Çin'de 54 trilyon dolarlık sektör diken üstünde

Çin'de 54 trilyon dolarlık sektör diken üstünde

Çin’de hükümetin yeni hedefi finans sektörü oldu. Şi Jinping hükümeti aralarında regülatör kuruluşların da olduğu 25 kamu finans kurumunu inceleme altına aldı.

A+A-

Çin Komünist Partisi’nin en güçlü kurumlarının başlarında gelen CCDI, Şi’nin göreve gelişinden beri sürdürdüğü yoğun taaruzlarında en kritik cephelerden birini açtı: Trilyonlarca dolarlık finans endüstrisi denetim altında.

Bloomberg HT'nin haberine göre Çin’de Disiplin Denetim Merkezi Komisyonu (CCDI) müfettişleri, toplam 54 trilyon dolarlık finans sisteminin temel taşlarını oluşturan kurumların kapısını çaldı.

Yolsuzluk denetimlerinin adresleri arasında en büyük kamu bankalarının yanı sıra, Merkez Bankası (PBOC) ile BDDK ve SPK gibi düzenleyici kuruluşların yer alması ise piyasalardaki tedirginliği arttırdı.

Piyasa katılımcıları toplam 25 ana kurumda yürütülen teftişlerin öngörülmesi güç ağır cezalarla sonuçlanabileceğine dikkat çekerken, Evergrande krizi ve emlak piyasasındaki yavaşlamayla gerilen finansal sistem üzerine belirsizlik bulutu çöktüne işaret ediyor.

Evergrande gölgesi

Dünyanın en borçlu emlak şirketi sıfatıyla geri ödemelerinde son derece büyük zorluklar içine düşen Evergrande’yle yakın ilişkili finans kuruluşlarını zor günler bekliyor olabilir. Bu kuruluşların başında ise Citic Grup yer alıyor.

Grubun Hong Kong’ta listeli menkul kıymetler kolunda bugün kaydedilen yüzde 7’lik düşüşe dikkat çeken uzmanlar, Evergrande faktörünü ciddi risk olarak sınıflandırıyor. Evergrande’ye yıllarca düzenli biçimde en çok borç veren finans kuruluşları arasında dikkat çeken Citic, merkezi yönetimin uyarılarına rağmen 2018 yılında emlak devine 10 milyar dolarlık kredi kanalı açmıştı. 

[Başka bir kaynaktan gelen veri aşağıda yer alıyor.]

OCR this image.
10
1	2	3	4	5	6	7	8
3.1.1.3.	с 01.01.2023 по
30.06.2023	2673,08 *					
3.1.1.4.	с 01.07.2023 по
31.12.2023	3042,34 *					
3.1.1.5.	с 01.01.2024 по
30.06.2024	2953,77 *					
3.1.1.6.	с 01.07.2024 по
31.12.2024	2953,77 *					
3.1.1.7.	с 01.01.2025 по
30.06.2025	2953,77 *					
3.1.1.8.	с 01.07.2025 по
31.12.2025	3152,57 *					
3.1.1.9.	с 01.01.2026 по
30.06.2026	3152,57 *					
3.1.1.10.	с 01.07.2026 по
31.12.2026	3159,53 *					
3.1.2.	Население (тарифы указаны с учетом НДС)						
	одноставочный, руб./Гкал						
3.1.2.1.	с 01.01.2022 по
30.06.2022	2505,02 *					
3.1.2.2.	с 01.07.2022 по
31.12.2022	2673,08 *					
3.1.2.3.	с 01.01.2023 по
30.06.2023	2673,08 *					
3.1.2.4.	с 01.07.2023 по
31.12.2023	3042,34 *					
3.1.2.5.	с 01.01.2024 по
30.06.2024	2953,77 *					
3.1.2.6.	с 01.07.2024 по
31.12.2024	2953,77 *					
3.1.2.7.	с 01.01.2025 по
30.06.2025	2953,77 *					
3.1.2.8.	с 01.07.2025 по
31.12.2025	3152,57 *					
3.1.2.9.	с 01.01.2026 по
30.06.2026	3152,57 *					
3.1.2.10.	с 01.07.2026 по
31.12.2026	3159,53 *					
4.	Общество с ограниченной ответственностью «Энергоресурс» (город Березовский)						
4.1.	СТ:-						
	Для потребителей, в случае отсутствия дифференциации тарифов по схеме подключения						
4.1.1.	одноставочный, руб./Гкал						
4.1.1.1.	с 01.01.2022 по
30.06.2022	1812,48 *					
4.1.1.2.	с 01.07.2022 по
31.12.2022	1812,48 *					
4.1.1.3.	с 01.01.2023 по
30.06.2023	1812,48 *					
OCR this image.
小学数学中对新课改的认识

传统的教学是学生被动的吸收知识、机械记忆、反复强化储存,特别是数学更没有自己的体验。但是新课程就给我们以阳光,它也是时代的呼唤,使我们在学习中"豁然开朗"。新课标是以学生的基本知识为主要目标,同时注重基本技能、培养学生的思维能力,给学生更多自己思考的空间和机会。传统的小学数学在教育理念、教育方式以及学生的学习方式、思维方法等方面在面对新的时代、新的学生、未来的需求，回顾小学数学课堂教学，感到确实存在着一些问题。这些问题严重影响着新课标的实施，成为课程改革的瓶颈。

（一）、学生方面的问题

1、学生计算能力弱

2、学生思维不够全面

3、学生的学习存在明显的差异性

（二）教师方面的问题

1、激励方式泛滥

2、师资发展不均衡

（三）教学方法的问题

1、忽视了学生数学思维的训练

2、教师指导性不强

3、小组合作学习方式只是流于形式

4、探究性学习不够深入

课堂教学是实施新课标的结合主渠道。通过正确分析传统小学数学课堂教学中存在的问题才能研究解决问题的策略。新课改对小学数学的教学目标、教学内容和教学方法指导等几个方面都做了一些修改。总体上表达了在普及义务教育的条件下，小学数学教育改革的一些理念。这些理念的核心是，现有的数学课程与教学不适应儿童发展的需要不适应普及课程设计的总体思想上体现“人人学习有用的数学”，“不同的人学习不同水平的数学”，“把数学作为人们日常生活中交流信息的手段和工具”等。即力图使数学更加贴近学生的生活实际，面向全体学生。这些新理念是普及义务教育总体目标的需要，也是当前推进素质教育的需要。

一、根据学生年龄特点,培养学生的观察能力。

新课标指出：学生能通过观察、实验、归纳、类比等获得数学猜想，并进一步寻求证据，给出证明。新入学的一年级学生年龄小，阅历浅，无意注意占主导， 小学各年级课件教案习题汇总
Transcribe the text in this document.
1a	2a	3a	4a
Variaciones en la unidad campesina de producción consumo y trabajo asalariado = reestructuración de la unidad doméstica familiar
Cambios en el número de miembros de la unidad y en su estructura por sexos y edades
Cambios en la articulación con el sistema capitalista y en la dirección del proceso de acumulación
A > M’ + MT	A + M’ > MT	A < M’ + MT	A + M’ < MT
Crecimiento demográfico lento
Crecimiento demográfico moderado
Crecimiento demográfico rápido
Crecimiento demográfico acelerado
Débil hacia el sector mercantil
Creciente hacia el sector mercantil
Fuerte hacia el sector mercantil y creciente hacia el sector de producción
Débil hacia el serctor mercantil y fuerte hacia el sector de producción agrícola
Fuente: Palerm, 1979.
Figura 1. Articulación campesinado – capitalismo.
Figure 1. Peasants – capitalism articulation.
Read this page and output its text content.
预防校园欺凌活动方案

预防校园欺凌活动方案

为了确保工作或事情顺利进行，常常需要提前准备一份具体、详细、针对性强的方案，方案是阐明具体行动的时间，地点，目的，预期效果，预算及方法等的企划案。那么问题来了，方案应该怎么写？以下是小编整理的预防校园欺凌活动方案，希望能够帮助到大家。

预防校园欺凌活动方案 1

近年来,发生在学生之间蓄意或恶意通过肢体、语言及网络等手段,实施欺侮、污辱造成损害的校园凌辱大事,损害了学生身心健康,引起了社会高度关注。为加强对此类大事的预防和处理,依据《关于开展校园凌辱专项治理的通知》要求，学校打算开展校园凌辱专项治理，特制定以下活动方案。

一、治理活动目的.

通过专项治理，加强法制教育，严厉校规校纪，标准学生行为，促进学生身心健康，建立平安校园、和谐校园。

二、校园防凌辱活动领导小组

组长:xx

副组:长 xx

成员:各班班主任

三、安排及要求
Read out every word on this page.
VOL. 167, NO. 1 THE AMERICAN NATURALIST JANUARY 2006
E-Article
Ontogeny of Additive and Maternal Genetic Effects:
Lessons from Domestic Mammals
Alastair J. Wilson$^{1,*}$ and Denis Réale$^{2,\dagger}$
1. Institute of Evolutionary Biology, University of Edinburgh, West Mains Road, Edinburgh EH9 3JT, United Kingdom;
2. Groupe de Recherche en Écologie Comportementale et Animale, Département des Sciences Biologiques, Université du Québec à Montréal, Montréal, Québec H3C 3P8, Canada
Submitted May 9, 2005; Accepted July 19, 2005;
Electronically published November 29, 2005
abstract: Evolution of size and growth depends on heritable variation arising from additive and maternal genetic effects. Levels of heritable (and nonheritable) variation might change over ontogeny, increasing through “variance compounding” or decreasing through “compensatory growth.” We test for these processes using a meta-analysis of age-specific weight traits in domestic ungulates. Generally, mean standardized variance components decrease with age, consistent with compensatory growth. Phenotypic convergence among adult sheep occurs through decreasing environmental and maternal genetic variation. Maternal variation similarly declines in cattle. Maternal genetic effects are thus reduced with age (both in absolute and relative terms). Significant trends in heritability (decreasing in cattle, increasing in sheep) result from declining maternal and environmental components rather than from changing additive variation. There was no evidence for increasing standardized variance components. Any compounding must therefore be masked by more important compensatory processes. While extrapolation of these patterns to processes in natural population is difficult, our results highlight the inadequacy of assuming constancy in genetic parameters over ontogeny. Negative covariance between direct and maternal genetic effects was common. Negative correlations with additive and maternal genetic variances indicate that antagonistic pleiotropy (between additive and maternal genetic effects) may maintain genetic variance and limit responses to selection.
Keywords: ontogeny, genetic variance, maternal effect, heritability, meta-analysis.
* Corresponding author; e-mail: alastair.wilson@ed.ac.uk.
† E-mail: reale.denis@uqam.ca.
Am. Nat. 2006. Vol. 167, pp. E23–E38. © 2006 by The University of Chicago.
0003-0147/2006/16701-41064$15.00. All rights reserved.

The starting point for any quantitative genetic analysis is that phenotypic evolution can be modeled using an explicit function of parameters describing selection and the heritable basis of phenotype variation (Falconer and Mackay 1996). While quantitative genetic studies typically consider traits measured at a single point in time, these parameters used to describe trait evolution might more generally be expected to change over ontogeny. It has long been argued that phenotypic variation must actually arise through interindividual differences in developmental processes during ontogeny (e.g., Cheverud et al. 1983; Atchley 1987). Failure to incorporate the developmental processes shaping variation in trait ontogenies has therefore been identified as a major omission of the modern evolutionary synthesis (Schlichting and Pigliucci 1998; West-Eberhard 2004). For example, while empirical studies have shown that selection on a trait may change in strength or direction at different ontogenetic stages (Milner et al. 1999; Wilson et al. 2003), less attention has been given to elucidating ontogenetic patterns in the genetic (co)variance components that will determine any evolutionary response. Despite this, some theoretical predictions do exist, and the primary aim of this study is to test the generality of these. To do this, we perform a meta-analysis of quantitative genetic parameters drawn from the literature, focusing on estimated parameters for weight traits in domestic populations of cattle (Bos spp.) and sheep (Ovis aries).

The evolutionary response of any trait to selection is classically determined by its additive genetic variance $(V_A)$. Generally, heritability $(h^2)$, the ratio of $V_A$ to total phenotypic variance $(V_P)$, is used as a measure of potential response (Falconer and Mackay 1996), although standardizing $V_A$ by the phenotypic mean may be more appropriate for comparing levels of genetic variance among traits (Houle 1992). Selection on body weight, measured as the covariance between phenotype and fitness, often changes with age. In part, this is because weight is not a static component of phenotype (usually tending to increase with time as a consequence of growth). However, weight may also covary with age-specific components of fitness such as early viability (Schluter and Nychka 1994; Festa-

Varlık Fonu da mercek altında

Çin, 3,2 trilyon dolarlık Döviz rezervinin en az yüzde 30’unu egemen varlık fonu CIC eliyle yönetiyor. Uluslararası finans basınına konuşan bazı kaynaklar, Şi Jinping’in özel sektör yatırımları dolayısıyla CIC kararlarından memnun olmadığını belirtiyordu.

CIC’nin özellikle Alibaba’nın finansal teknoloji kolu Ant’taki yatırımı dolayısıyla Cumhurbaşkanını kızdırdığı konuşuluyor.

Çin basınında yer alan haberlere göre, müfettişlerin inceleyeceği konular arasında devlet fonlarının özel şirketlere nasıl aktarıldığı ve kamu çıkarlarıyla bağdaşıp bağdaşmadığı da yer alacak. 

Düzenleyici kurumların kendisi inceleme adresi oldu

Alibaba’dan Didi’ye kadar özellikle son bir yılda özel sektör şirketlerini sıkıştıran düzenleyici kurumların bu süreçte teftişe maruz kalması da piyasalarda soru işaretleri yarattı.

Göreve geldiğinden bu yana yolsuzluğa karşı sıfır taviz politikasıyla yaklaşan Şi Jinping’in, aynı zamanda kendisine yeterli bağlılık göstermeyen hizipler, kurumlar ve yetkililere karşı yolsuzluk soruşturmalarını kullandığı biliniyor.

İdeolojik bağlılık isteniyor

Hong Kong finans koridorlarında, ÇKP’yi sosyalist köklerine döndürmekte son derece kararlı olan Şi’nin görece liberal gelenekleriyle öne çıkan kurumların özel sektöre karşı tutumundan tatmin olmadığı da konuşuluyor.

CCDI müfettişlerinin finansal işlem ve kararların ötesinde, yetkilileri ideolojik açıdan da sorgulama ve kovuşturma yetkisi bulunuyor.

Nitekim, resmi basında yer alan haberlere göre ‘siyasi bilinç yetersizliği’ ve ‘ideolojik sapma’ gibi unsurlar temel denetim konuları arasında yer alıyor.